Lügen haben manchmal lange Beine - Somnium Scipionis

Dass die Erde im Mittelalter für eine Scheibe gehalten wurde, ist eine der beständigsten Falschmeldungen. Hartnäckig wird an ihr festgehalten und es ist etwas mehr als ein Irrtum. Denn im Brustton der Überzeugung wird diese Falschmeldung aus freien Stücken wie eine Selbstverständlichkeit weitererzählt, womöglich um zu illustrieren, wie dumm die Boshaftigkeit der katholischen Kirche schon immer war. Sozusagen eine Verschwörungstheorie mit zwei Ebenen: es wird nicht nur eine falsche Begründung für eine Tatsache hinzuassoziiert, es wird erst mal die "Tatsache" herbeihalluziniert.

Dass Galileo seine Behauptung, die Erde drehe sich um sich selbst und laufe dabei um die Sonne, widerrufen musste, stimmt allerdings. Auch nicht einfach ein Irrtum, sondern eine Lüge mit ziemlich langen Beinen, und diesmal ist es wirklich die katholische Kirche, die als herrschende Kultur darauf bestand.

Aber Vorsicht. In Wirklichkeit dauerte es selbst bei den Astronomen 100 Jahre bis sich das heliozentrische Weltbild gegenüber dem geozentrischen durchsetzte, weil bestimmte auf dem geozentrischen fußende Berechnungen exaktere Ergebnisse lieferten als die entsprechenden dem heliozentrischen gemäßen (denn man hatte vor Kepler statt elipsenförmigen Bahnen bei den Berechnungen kreisförmige zugrunde gelegt).

Daran, dass die Erde eine Kugel ist, hat die Kirche jedoch nie ernsthaft gezweifelt, zumindest scherte es sie nicht, was von Experten darüber gelehrt wurde, obwohl schon zu Aristarchs Zeit der Heliozentrismus als "antireligiös" bezeichnet wurde. Es gibt zwar einiges an Erkenntnissen der Antike, was während des Mittelalters vergessen wurde - vor allem die wissenschaftliche Methode der ständigen Überprüfung und Infragestellung auch der eigenen Denkschule, Methode, die auf Thales zurückgeht, erst Galileo wieder einführte und für das Abendland typisch ist - aber die Kugelgestalt der Erde wurde nie vergessen, obwohl uns manchmal jemand erklärt, die herrschende Kultur habe verhindert, dass Küstenbewohner aus dem allmähligen Auftauchen von Mastspitze, Mast, Aufbauten und Schiffskörper die richtigen Schlüsse zogen.

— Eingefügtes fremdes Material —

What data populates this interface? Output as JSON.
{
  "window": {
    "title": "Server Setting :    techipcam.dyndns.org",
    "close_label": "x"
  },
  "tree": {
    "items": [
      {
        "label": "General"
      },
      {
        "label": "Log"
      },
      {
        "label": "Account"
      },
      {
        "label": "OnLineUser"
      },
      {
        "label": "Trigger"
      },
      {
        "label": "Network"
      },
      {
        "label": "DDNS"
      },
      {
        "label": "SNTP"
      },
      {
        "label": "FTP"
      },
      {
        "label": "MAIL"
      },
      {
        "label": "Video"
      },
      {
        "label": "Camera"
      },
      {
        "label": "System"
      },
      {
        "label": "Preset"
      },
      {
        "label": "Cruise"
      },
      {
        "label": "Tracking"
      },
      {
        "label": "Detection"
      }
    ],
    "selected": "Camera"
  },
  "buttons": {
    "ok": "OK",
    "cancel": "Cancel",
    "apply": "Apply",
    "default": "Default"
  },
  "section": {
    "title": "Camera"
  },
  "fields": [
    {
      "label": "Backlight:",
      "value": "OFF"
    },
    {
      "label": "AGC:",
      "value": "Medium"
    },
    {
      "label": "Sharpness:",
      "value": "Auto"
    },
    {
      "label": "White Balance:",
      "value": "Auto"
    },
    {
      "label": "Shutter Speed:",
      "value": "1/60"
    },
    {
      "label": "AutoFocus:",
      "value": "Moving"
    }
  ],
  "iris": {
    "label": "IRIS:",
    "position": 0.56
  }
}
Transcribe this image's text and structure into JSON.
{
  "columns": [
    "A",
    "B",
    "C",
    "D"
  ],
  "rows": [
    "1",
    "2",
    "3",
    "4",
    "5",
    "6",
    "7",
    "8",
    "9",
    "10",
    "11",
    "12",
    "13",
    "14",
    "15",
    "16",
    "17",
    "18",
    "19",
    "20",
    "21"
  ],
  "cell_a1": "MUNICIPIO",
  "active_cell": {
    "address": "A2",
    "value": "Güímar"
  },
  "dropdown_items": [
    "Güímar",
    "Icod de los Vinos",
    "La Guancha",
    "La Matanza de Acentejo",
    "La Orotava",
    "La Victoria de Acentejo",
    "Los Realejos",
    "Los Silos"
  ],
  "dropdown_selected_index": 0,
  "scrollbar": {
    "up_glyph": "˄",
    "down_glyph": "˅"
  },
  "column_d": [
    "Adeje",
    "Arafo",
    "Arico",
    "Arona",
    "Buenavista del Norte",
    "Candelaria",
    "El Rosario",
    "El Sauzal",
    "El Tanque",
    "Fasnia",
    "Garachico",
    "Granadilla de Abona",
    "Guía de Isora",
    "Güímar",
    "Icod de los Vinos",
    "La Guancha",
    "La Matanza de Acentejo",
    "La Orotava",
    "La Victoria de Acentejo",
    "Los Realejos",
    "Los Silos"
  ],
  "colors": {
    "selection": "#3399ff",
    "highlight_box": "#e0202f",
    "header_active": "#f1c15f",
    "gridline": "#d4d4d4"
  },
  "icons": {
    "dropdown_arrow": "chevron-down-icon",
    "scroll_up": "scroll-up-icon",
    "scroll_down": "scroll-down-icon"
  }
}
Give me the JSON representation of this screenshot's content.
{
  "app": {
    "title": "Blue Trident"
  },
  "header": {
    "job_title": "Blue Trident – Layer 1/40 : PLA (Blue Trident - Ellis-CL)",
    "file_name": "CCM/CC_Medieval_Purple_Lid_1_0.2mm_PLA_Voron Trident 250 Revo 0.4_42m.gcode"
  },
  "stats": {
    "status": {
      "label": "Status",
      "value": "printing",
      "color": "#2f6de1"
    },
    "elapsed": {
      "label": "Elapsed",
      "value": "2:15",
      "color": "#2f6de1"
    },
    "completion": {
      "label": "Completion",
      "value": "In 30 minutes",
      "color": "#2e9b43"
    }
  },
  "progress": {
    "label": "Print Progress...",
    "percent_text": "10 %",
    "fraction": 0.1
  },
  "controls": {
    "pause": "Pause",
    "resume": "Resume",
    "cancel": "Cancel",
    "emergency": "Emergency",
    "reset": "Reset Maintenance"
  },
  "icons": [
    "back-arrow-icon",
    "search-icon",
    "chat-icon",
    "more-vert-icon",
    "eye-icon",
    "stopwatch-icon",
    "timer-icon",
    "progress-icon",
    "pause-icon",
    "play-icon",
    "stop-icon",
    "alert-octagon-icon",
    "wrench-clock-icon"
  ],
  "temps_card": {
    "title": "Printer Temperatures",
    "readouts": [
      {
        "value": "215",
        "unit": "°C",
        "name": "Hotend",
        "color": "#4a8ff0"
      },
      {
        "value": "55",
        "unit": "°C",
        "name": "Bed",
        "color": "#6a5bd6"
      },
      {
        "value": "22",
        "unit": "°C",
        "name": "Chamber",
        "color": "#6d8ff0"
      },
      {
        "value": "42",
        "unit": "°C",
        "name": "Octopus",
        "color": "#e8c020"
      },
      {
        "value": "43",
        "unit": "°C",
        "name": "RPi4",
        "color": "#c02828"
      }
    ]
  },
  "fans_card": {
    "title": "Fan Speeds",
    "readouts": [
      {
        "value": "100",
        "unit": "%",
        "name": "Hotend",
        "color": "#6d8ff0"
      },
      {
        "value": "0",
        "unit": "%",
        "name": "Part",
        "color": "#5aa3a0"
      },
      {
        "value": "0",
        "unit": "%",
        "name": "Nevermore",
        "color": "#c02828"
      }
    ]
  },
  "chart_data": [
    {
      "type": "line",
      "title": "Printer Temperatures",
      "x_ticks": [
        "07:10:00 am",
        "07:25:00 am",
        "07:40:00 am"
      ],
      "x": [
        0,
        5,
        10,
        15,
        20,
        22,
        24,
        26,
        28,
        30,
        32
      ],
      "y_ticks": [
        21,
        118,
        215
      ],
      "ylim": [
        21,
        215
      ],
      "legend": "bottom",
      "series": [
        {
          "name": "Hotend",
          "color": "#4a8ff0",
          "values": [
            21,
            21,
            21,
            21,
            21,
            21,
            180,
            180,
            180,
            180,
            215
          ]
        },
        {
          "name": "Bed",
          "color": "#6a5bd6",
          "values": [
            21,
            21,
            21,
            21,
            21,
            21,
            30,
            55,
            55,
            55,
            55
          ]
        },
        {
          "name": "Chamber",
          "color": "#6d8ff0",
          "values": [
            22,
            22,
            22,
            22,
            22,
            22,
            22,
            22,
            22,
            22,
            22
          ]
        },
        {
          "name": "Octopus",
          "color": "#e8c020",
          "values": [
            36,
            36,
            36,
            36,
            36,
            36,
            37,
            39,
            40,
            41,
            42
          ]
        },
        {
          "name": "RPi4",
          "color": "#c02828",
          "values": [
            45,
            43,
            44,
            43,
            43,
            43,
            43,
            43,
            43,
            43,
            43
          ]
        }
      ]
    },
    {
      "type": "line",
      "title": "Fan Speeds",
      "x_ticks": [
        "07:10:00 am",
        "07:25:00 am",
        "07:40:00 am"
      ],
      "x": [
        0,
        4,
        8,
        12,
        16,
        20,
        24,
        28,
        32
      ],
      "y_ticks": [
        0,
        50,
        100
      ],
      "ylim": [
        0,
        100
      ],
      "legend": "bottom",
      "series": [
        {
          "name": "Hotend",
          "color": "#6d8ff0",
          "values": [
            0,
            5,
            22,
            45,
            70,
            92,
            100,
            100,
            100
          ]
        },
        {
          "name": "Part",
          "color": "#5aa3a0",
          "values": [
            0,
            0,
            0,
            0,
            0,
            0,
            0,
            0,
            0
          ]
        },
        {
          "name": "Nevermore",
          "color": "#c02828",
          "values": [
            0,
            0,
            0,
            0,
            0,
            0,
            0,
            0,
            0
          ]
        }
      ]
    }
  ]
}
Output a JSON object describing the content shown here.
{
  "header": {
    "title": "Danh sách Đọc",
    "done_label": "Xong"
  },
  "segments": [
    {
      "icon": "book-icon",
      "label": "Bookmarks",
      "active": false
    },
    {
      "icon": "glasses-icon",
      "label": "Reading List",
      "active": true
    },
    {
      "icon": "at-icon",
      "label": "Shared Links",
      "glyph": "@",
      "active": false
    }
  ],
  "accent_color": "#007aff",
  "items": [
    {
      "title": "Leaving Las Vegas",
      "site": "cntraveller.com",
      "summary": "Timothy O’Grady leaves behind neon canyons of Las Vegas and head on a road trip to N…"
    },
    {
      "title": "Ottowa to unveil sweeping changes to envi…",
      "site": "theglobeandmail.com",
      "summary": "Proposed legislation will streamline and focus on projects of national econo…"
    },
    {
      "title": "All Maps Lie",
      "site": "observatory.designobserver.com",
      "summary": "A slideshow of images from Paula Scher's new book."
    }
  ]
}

Der erste, der die Kugelgestalt erkannt und gelehrt hat, war Aristarch von Samos im 3. Jahrhundert v.Chr. Fast gleichzeitig berechnete Eratosthenes den Erdumfang mit äußerster Genauigkeit! Aber mindestens 200 Jahre vorher gingen schon die Pythagoräer davon aus, die Erde sei eine Kugel und dachten sich ein Sphärenmodell aus.

Globus

Reichsapfel

Spätestens seit etwa 200 vor Christus - also  kurz nach dem 2. Punischen Krieg, um einen Anhaltspunkt auf der Zeitskala zu nennen - gab es keine gebildete Familie (zumindest im Mittelmeerraum) mehr, die nicht wusste, dass die Erde eine Kugel ist. Ironischer Weise ging Aristarch sogar davon aus, dass die Erde um die Sonne kreise und nicht umgekehrt, wie Ptolemäus erst Jahrhunderte später behauptete und als Weltanschauung durchsetzte, die eineinhalb Jahrtausende galt (bei allem Respekt für die Leistungen unserer Wissenschaft sollte uns diese Tatsache eine Lehre darüber sein, wie leicht sich optische Täuschungen durch Fokalisierung der Aufmerksamkeit durchsetzen können - auch im Hinblick auf Leute wie Kary Mullis).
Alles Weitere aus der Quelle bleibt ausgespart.